マリアと王妃は、含みのある顔で微笑み合った。
 最初はルクレツィア寄りかと思われた王妃だが、彼女の化けの皮が剥げてきたおかげで、マリア側につくと決めたようだ。

(この変わり身の早さも王妃には必要なのでしょうね)

 脳内のノートに書きこんでいると、白髭をたくわえた執事が「お客様です」とレイノルドを連れてやってきた。

 彼は、お仕着せ姿のマリアを見るなり目を丸くして驚く。

「あんた、なんで……」
「王妃殿下の侍女になりましたの。しばらくこちらで行儀見習いをさせていただきます」

 両手でスカートをつまんで行うカーテシーは、背中の角度やピンと伸ばした指先まで完璧だ。

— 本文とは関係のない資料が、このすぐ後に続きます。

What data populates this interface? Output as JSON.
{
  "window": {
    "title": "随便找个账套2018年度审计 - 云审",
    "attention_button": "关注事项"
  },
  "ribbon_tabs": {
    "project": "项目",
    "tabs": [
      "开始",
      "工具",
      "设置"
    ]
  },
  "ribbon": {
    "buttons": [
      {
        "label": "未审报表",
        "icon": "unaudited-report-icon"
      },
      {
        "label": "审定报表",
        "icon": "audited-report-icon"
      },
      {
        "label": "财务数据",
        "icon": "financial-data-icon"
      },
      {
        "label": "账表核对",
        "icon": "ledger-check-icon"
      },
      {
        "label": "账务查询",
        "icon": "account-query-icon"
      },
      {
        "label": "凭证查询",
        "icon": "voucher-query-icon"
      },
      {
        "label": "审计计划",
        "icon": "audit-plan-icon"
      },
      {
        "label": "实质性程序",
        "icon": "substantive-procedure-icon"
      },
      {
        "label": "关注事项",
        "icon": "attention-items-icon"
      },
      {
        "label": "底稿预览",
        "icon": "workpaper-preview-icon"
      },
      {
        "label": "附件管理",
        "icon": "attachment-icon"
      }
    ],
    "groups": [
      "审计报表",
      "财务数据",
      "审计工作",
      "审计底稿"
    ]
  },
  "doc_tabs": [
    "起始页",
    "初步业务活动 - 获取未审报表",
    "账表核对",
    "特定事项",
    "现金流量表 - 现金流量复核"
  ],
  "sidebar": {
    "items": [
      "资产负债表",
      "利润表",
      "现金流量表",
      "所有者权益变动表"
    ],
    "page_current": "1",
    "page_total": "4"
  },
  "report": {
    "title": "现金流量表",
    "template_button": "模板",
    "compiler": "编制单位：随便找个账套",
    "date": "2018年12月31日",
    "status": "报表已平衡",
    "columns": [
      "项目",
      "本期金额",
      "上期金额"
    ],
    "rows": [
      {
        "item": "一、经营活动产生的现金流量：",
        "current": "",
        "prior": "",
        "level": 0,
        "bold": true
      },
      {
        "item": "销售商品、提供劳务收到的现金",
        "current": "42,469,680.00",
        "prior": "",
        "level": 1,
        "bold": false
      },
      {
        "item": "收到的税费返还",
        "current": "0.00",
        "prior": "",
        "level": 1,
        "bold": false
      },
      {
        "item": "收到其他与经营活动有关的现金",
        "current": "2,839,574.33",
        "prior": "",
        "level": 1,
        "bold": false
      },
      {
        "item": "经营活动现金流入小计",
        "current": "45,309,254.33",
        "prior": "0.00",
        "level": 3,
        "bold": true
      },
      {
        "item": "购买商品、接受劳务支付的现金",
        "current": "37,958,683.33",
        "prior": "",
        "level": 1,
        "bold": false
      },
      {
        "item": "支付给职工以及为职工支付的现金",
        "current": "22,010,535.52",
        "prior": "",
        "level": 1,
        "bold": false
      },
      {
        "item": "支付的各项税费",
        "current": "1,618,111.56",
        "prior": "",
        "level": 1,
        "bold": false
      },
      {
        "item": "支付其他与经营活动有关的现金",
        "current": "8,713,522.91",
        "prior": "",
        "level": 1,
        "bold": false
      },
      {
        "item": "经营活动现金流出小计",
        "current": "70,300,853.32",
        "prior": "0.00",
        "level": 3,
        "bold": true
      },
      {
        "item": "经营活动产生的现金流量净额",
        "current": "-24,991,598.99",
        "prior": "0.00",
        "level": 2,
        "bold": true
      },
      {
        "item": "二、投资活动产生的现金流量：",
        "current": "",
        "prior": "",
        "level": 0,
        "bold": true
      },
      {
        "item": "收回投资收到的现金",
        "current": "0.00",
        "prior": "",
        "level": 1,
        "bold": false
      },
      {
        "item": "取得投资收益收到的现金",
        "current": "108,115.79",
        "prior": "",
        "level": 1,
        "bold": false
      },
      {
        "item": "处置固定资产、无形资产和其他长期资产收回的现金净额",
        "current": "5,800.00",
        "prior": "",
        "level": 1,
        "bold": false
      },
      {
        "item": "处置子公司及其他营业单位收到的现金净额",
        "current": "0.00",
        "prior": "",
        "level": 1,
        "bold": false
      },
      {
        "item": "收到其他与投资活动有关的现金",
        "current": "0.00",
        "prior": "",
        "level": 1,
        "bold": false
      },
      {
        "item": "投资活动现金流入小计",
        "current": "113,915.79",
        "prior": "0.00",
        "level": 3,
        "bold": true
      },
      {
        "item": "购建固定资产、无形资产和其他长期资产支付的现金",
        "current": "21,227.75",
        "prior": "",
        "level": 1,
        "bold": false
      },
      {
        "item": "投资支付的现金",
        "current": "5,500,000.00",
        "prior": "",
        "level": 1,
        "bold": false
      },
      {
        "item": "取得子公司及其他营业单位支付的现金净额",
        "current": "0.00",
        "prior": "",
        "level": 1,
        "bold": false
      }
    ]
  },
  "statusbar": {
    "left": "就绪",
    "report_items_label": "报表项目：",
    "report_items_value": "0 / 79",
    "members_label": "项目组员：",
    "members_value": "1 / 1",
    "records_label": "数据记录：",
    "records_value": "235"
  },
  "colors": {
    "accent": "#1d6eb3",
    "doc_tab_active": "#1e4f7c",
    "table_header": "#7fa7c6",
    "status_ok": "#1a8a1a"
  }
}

 厳しい妃教育で礼儀作法を叩きこまれてきたマリアには、王妃から学ぶことなんてなさそうに見えるのだろう。
 レイノルドは理由を聞いても不審げだった。

 執事が下がるように目で命じてきたので、マリアは王妃にも一礼した。

「わたくしはこれで失礼いたします」
「待ってくれ」

 呼び止めたレイノルドに微笑んで、マリアは廊下に出た。

(わたくしの役目は、レイノルド様たちにかけられた魔法の解き方を探ること)

 窓から別邸の方を見る。一段と冬に近付いて陽が落ちるのが早くなった。
 空はじょじょにオレンジ色に染まり始め、山のねぐらへと帰る鳥の群れが遠ざかっていく。

(夜陰にまぎれて侵入できるかしら?)

 別邸を修理した際に錠前も付け替えているが、さすがにジステッド公爵家の物は使えなかったので、マリアは鍵を持っていない。

 どうするかと悩んでいたら、廊下の奥からなまった話し声が聞こえてきた。